# Tonight's fish



## rjbass (Aug 1, 2007)

Thought you guys would like to see some pictures of tonight's fishing on the river and a nice Musky my son caught to top it off. 43.5 inches and fat....Started trolling about 6:30, beautiful night, calm winds and about 76 degrees....water temp was 68.5...Just adjacent to a huge weedbed at about 8:30 she smashed one of our Musky Rockets at about 4mph. Good pic of the release also. Hope you enjoy the photos...

Rod



















Here is a pic of the bait. This bait was built by my son in 2003. I can't tell you how many Musky we have caught on it....showing some wear, but still produces. It is called the "Bullseye".
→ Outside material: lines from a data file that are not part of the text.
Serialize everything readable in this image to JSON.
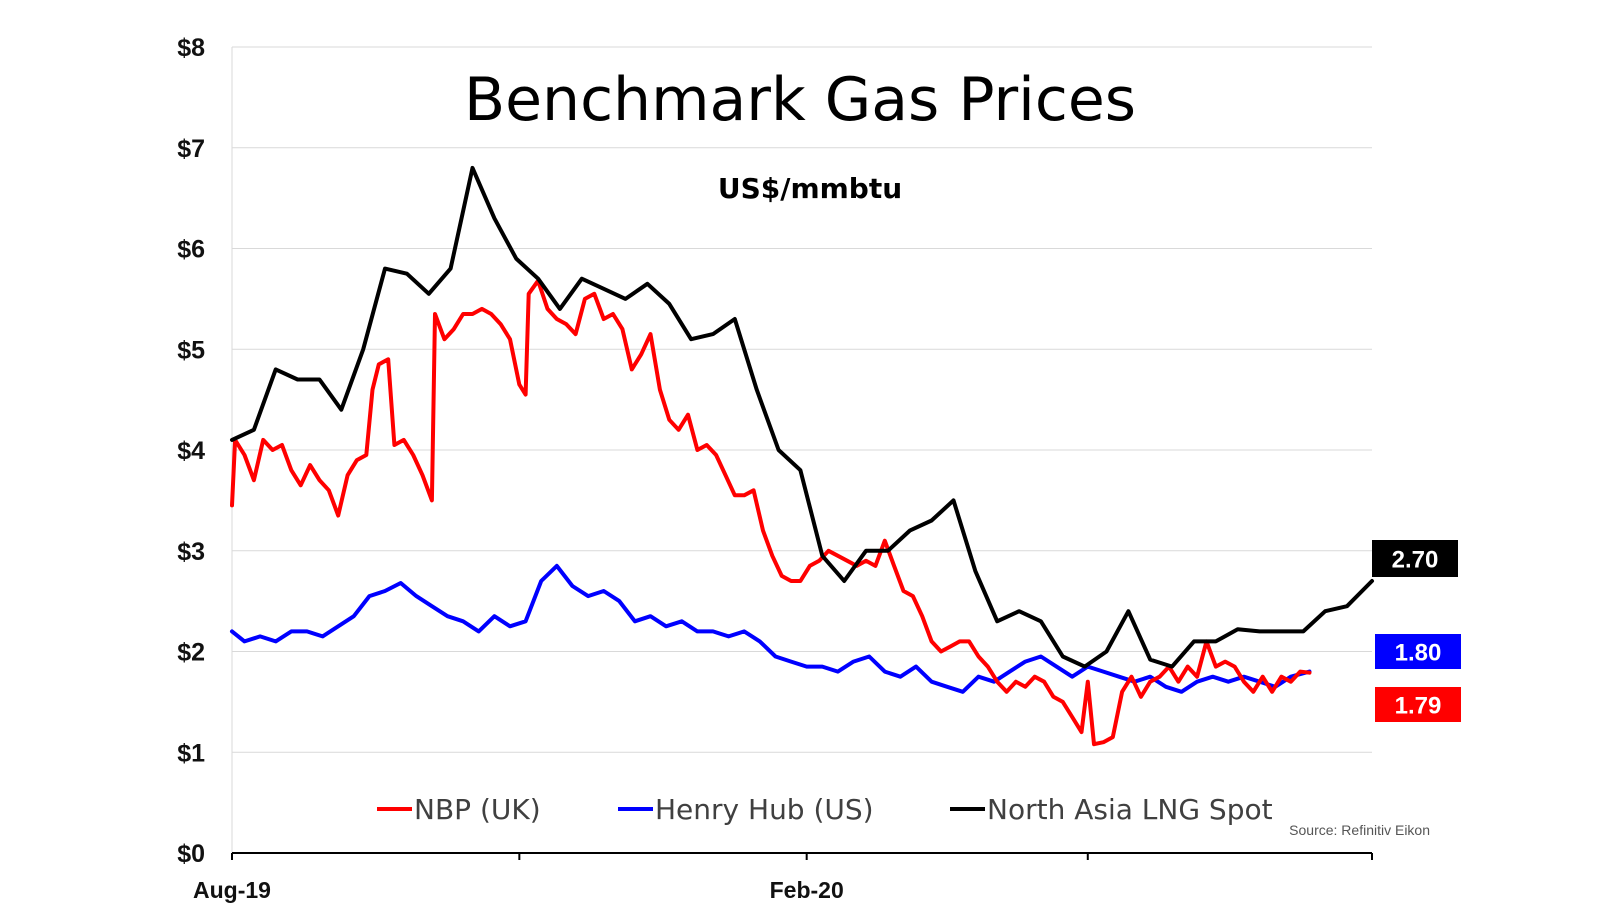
{
  "chart_data": {
    "type": "line",
    "title": "Benchmark Gas Prices",
    "subtitle": "US$/mmbtu",
    "source": "Source: Refinitiv Eikon",
    "ylim": [
      0,
      8
    ],
    "y_ticks": [
      "$0",
      "$1",
      "$2",
      "$3",
      "$4",
      "$5",
      "$6",
      "$7",
      "$8"
    ],
    "x_range": [
      "2019-08-01",
      "2020-07-31"
    ],
    "x_tick_labels": [
      {
        "date": "2019-08-01",
        "label": "Aug-19"
      },
      {
        "date": "2020-02-01",
        "label": "Feb-20"
      }
    ],
    "x_minor_ticks": [
      "2019-11-01",
      "2020-05-01"
    ],
    "grid": "horizontal",
    "legend_position": "bottom",
    "series": [
      {
        "name": "NBP (UK)",
        "color": "#ff0000",
        "end_label": "1.79",
        "points": [
          [
            "2019-08-01",
            3.45
          ],
          [
            "2019-08-02",
            4.1
          ],
          [
            "2019-08-05",
            3.95
          ],
          [
            "2019-08-08",
            3.7
          ],
          [
            "2019-08-11",
            4.1
          ],
          [
            "2019-08-14",
            4.0
          ],
          [
            "2019-08-17",
            4.05
          ],
          [
            "2019-08-20",
            3.8
          ],
          [
            "2019-08-23",
            3.65
          ],
          [
            "2019-08-26",
            3.85
          ],
          [
            "2019-08-29",
            3.7
          ],
          [
            "2019-09-01",
            3.6
          ],
          [
            "2019-09-04",
            3.35
          ],
          [
            "2019-09-07",
            3.75
          ],
          [
            "2019-09-10",
            3.9
          ],
          [
            "2019-09-13",
            3.95
          ],
          [
            "2019-09-15",
            4.6
          ],
          [
            "2019-09-17",
            4.85
          ],
          [
            "2019-09-20",
            4.9
          ],
          [
            "2019-09-22",
            4.05
          ],
          [
            "2019-09-25",
            4.1
          ],
          [
            "2019-09-28",
            3.95
          ],
          [
            "2019-10-01",
            3.75
          ],
          [
            "2019-10-04",
            3.5
          ],
          [
            "2019-10-05",
            5.35
          ],
          [
            "2019-10-08",
            5.1
          ],
          [
            "2019-10-11",
            5.2
          ],
          [
            "2019-10-14",
            5.35
          ],
          [
            "2019-10-17",
            5.35
          ],
          [
            "2019-10-20",
            5.4
          ],
          [
            "2019-10-23",
            5.35
          ],
          [
            "2019-10-26",
            5.25
          ],
          [
            "2019-10-29",
            5.1
          ],
          [
            "2019-11-01",
            4.65
          ],
          [
            "2019-11-03",
            4.55
          ],
          [
            "2019-11-04",
            5.55
          ],
          [
            "2019-11-07",
            5.68
          ],
          [
            "2019-11-10",
            5.4
          ],
          [
            "2019-11-13",
            5.3
          ],
          [
            "2019-11-16",
            5.25
          ],
          [
            "2019-11-19",
            5.15
          ],
          [
            "2019-11-22",
            5.5
          ],
          [
            "2019-11-25",
            5.55
          ],
          [
            "2019-11-28",
            5.3
          ],
          [
            "2019-12-01",
            5.35
          ],
          [
            "2019-12-04",
            5.2
          ],
          [
            "2019-12-07",
            4.8
          ],
          [
            "2019-12-10",
            4.95
          ],
          [
            "2019-12-13",
            5.15
          ],
          [
            "2019-12-16",
            4.6
          ],
          [
            "2019-12-19",
            4.3
          ],
          [
            "2019-12-22",
            4.2
          ],
          [
            "2019-12-25",
            4.35
          ],
          [
            "2019-12-28",
            4.0
          ],
          [
            "2019-12-31",
            4.05
          ],
          [
            "2020-01-03",
            3.95
          ],
          [
            "2020-01-06",
            3.75
          ],
          [
            "2020-01-09",
            3.55
          ],
          [
            "2020-01-12",
            3.55
          ],
          [
            "2020-01-15",
            3.6
          ],
          [
            "2020-01-18",
            3.2
          ],
          [
            "2020-01-21",
            2.95
          ],
          [
            "2020-01-24",
            2.75
          ],
          [
            "2020-01-27",
            2.7
          ],
          [
            "2020-01-30",
            2.7
          ],
          [
            "2020-02-02",
            2.85
          ],
          [
            "2020-02-05",
            2.9
          ],
          [
            "2020-02-08",
            3.0
          ],
          [
            "2020-02-11",
            2.95
          ],
          [
            "2020-02-14",
            2.9
          ],
          [
            "2020-02-17",
            2.85
          ],
          [
            "2020-02-20",
            2.9
          ],
          [
            "2020-02-23",
            2.85
          ],
          [
            "2020-02-26",
            3.1
          ],
          [
            "2020-02-29",
            2.85
          ],
          [
            "2020-03-03",
            2.6
          ],
          [
            "2020-03-06",
            2.55
          ],
          [
            "2020-03-09",
            2.35
          ],
          [
            "2020-03-12",
            2.1
          ],
          [
            "2020-03-15",
            2.0
          ],
          [
            "2020-03-18",
            2.05
          ],
          [
            "2020-03-21",
            2.1
          ],
          [
            "2020-03-24",
            2.1
          ],
          [
            "2020-03-27",
            1.95
          ],
          [
            "2020-03-30",
            1.85
          ],
          [
            "2020-04-02",
            1.7
          ],
          [
            "2020-04-05",
            1.6
          ],
          [
            "2020-04-08",
            1.7
          ],
          [
            "2020-04-11",
            1.65
          ],
          [
            "2020-04-14",
            1.75
          ],
          [
            "2020-04-17",
            1.7
          ],
          [
            "2020-04-20",
            1.55
          ],
          [
            "2020-04-23",
            1.5
          ],
          [
            "2020-04-26",
            1.35
          ],
          [
            "2020-04-29",
            1.2
          ],
          [
            "2020-05-01",
            1.7
          ],
          [
            "2020-05-03",
            1.08
          ],
          [
            "2020-05-06",
            1.1
          ],
          [
            "2020-05-09",
            1.15
          ],
          [
            "2020-05-12",
            1.6
          ],
          [
            "2020-05-15",
            1.75
          ],
          [
            "2020-05-18",
            1.55
          ],
          [
            "2020-05-21",
            1.7
          ],
          [
            "2020-05-24",
            1.75
          ],
          [
            "2020-05-27",
            1.85
          ],
          [
            "2020-05-30",
            1.7
          ],
          [
            "2020-06-02",
            1.85
          ],
          [
            "2020-06-05",
            1.75
          ],
          [
            "2020-06-08",
            2.1
          ],
          [
            "2020-06-11",
            1.85
          ],
          [
            "2020-06-14",
            1.9
          ],
          [
            "2020-06-17",
            1.85
          ],
          [
            "2020-06-20",
            1.7
          ],
          [
            "2020-06-23",
            1.6
          ],
          [
            "2020-06-26",
            1.75
          ],
          [
            "2020-06-29",
            1.6
          ],
          [
            "2020-07-02",
            1.75
          ],
          [
            "2020-07-05",
            1.7
          ],
          [
            "2020-07-08",
            1.8
          ],
          [
            "2020-07-11",
            1.79
          ]
        ]
      },
      {
        "name": "Henry Hub (US)",
        "color": "#0000ff",
        "end_label": "1.80",
        "points": [
          [
            "2019-08-01",
            2.2
          ],
          [
            "2019-08-05",
            2.1
          ],
          [
            "2019-08-10",
            2.15
          ],
          [
            "2019-08-15",
            2.1
          ],
          [
            "2019-08-20",
            2.2
          ],
          [
            "2019-08-25",
            2.2
          ],
          [
            "2019-08-30",
            2.15
          ],
          [
            "2019-09-04",
            2.25
          ],
          [
            "2019-09-09",
            2.35
          ],
          [
            "2019-09-14",
            2.55
          ],
          [
            "2019-09-19",
            2.6
          ],
          [
            "2019-09-24",
            2.68
          ],
          [
            "2019-09-29",
            2.55
          ],
          [
            "2019-10-04",
            2.45
          ],
          [
            "2019-10-09",
            2.35
          ],
          [
            "2019-10-14",
            2.3
          ],
          [
            "2019-10-19",
            2.2
          ],
          [
            "2019-10-24",
            2.35
          ],
          [
            "2019-10-29",
            2.25
          ],
          [
            "2019-11-03",
            2.3
          ],
          [
            "2019-11-08",
            2.7
          ],
          [
            "2019-11-13",
            2.85
          ],
          [
            "2019-11-18",
            2.65
          ],
          [
            "2019-11-23",
            2.55
          ],
          [
            "2019-11-28",
            2.6
          ],
          [
            "2019-12-03",
            2.5
          ],
          [
            "2019-12-08",
            2.3
          ],
          [
            "2019-12-13",
            2.35
          ],
          [
            "2019-12-18",
            2.25
          ],
          [
            "2019-12-23",
            2.3
          ],
          [
            "2019-12-28",
            2.2
          ],
          [
            "2020-01-02",
            2.2
          ],
          [
            "2020-01-07",
            2.15
          ],
          [
            "2020-01-12",
            2.2
          ],
          [
            "2020-01-17",
            2.1
          ],
          [
            "2020-01-22",
            1.95
          ],
          [
            "2020-01-27",
            1.9
          ],
          [
            "2020-02-01",
            1.85
          ],
          [
            "2020-02-06",
            1.85
          ],
          [
            "2020-02-11",
            1.8
          ],
          [
            "2020-02-16",
            1.9
          ],
          [
            "2020-02-21",
            1.95
          ],
          [
            "2020-02-26",
            1.8
          ],
          [
            "2020-03-02",
            1.75
          ],
          [
            "2020-03-07",
            1.85
          ],
          [
            "2020-03-12",
            1.7
          ],
          [
            "2020-03-17",
            1.65
          ],
          [
            "2020-03-22",
            1.6
          ],
          [
            "2020-03-27",
            1.75
          ],
          [
            "2020-04-01",
            1.7
          ],
          [
            "2020-04-06",
            1.8
          ],
          [
            "2020-04-11",
            1.9
          ],
          [
            "2020-04-16",
            1.95
          ],
          [
            "2020-04-21",
            1.85
          ],
          [
            "2020-04-26",
            1.75
          ],
          [
            "2020-05-01",
            1.85
          ],
          [
            "2020-05-06",
            1.8
          ],
          [
            "2020-05-11",
            1.75
          ],
          [
            "2020-05-16",
            1.7
          ],
          [
            "2020-05-21",
            1.75
          ],
          [
            "2020-05-26",
            1.65
          ],
          [
            "2020-05-31",
            1.6
          ],
          [
            "2020-06-05",
            1.7
          ],
          [
            "2020-06-10",
            1.75
          ],
          [
            "2020-06-15",
            1.7
          ],
          [
            "2020-06-20",
            1.75
          ],
          [
            "2020-06-25",
            1.7
          ],
          [
            "2020-06-30",
            1.65
          ],
          [
            "2020-07-05",
            1.75
          ],
          [
            "2020-07-11",
            1.8
          ]
        ]
      },
      {
        "name": "North Asia LNG Spot",
        "color": "#000000",
        "end_label": "2.70",
        "points": [
          [
            "2019-08-01",
            4.1
          ],
          [
            "2019-08-08",
            4.2
          ],
          [
            "2019-08-15",
            4.8
          ],
          [
            "2019-08-22",
            4.7
          ],
          [
            "2019-08-29",
            4.7
          ],
          [
            "2019-09-05",
            4.4
          ],
          [
            "2019-09-12",
            5.0
          ],
          [
            "2019-09-19",
            5.8
          ],
          [
            "2019-09-26",
            5.75
          ],
          [
            "2019-10-03",
            5.55
          ],
          [
            "2019-10-10",
            5.8
          ],
          [
            "2019-10-17",
            6.8
          ],
          [
            "2019-10-24",
            6.3
          ],
          [
            "2019-10-31",
            5.9
          ],
          [
            "2019-11-07",
            5.7
          ],
          [
            "2019-11-14",
            5.4
          ],
          [
            "2019-11-21",
            5.7
          ],
          [
            "2019-11-28",
            5.6
          ],
          [
            "2019-12-05",
            5.5
          ],
          [
            "2019-12-12",
            5.65
          ],
          [
            "2019-12-19",
            5.45
          ],
          [
            "2019-12-26",
            5.1
          ],
          [
            "2020-01-02",
            5.15
          ],
          [
            "2020-01-09",
            5.3
          ],
          [
            "2020-01-16",
            4.6
          ],
          [
            "2020-01-23",
            4.0
          ],
          [
            "2020-01-30",
            3.8
          ],
          [
            "2020-02-06",
            2.95
          ],
          [
            "2020-02-13",
            2.7
          ],
          [
            "2020-02-20",
            3.0
          ],
          [
            "2020-02-27",
            3.0
          ],
          [
            "2020-03-05",
            3.2
          ],
          [
            "2020-03-12",
            3.3
          ],
          [
            "2020-03-19",
            3.5
          ],
          [
            "2020-03-26",
            2.8
          ],
          [
            "2020-04-02",
            2.3
          ],
          [
            "2020-04-09",
            2.4
          ],
          [
            "2020-04-16",
            2.3
          ],
          [
            "2020-04-23",
            1.95
          ],
          [
            "2020-04-30",
            1.85
          ],
          [
            "2020-05-07",
            2.0
          ],
          [
            "2020-05-14",
            2.4
          ],
          [
            "2020-05-21",
            1.92
          ],
          [
            "2020-05-28",
            1.85
          ],
          [
            "2020-06-04",
            2.1
          ],
          [
            "2020-06-11",
            2.1
          ],
          [
            "2020-06-18",
            2.22
          ],
          [
            "2020-06-25",
            2.2
          ],
          [
            "2020-07-02",
            2.2
          ],
          [
            "2020-07-09",
            2.2
          ],
          [
            "2020-07-16",
            2.4
          ],
          [
            "2020-07-23",
            2.45
          ],
          [
            "2020-07-31",
            2.7
          ]
        ]
      }
    ]
  }
}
Here is a freighter with the sunset.....great night.


----------



## hazmail (Oct 26, 2007)

Rod - niiiiiiiiice fish, and nice lure, you can't beat those colours, they must have been used for 100 years now (Heddon etc). Makes me wonder why I muck around with all these fancy new 'fluros' etc. pete


----------



## All Eyes (Jul 28, 2004)

Great pics! Thanks for sharing them.


----------



## jerkin (Apr 3, 2008)

Sweeeet!! Nice fish Rod, glad to see you've been making time to get out and enjoy the water. I've only been out for muskies 3 times so far, 1 whole day and 2 half days. Looks like my next trip won't be until Labor Day, this honey-do list is killing me! I WILL be out for the fall fatty season though, looking for one like in your avatar.


----------



## TIGGER (Jan 17, 2006)

Great pictures Rod. That is one of my favorite times of the day. I love the early morning also. 

What a healthy fish to boot!

I really like the color pattern and man can I see all those teeth marks for sure!

I actually just turned my first cedar bait on my lathe yesterday. Vince will be happy. LOL I have had the lathe for 4 months un-used till yesterday. I split the body and will try the finish process next. Not sure to finish the two pieces together and break the epoxy apart at the end on the joint or finish them seperate. You got me going on these jointed buggers! After fishing St. Clair 3 weeks ago I see now how good the jointed cedar baits work for those big fish!

John


----------



## fugarwi7 (Sep 20, 2006)

Awesome pictures Rod...you must be pleased a bait continues to produce so consistently...you should be making more like that for the box...and maybe a few for the rest of us!


----------



## keram (Mar 29, 2008)

great catch and even better pictures


----------



## vc1111 (Apr 13, 2004)

Great story and pics, Rod.


----------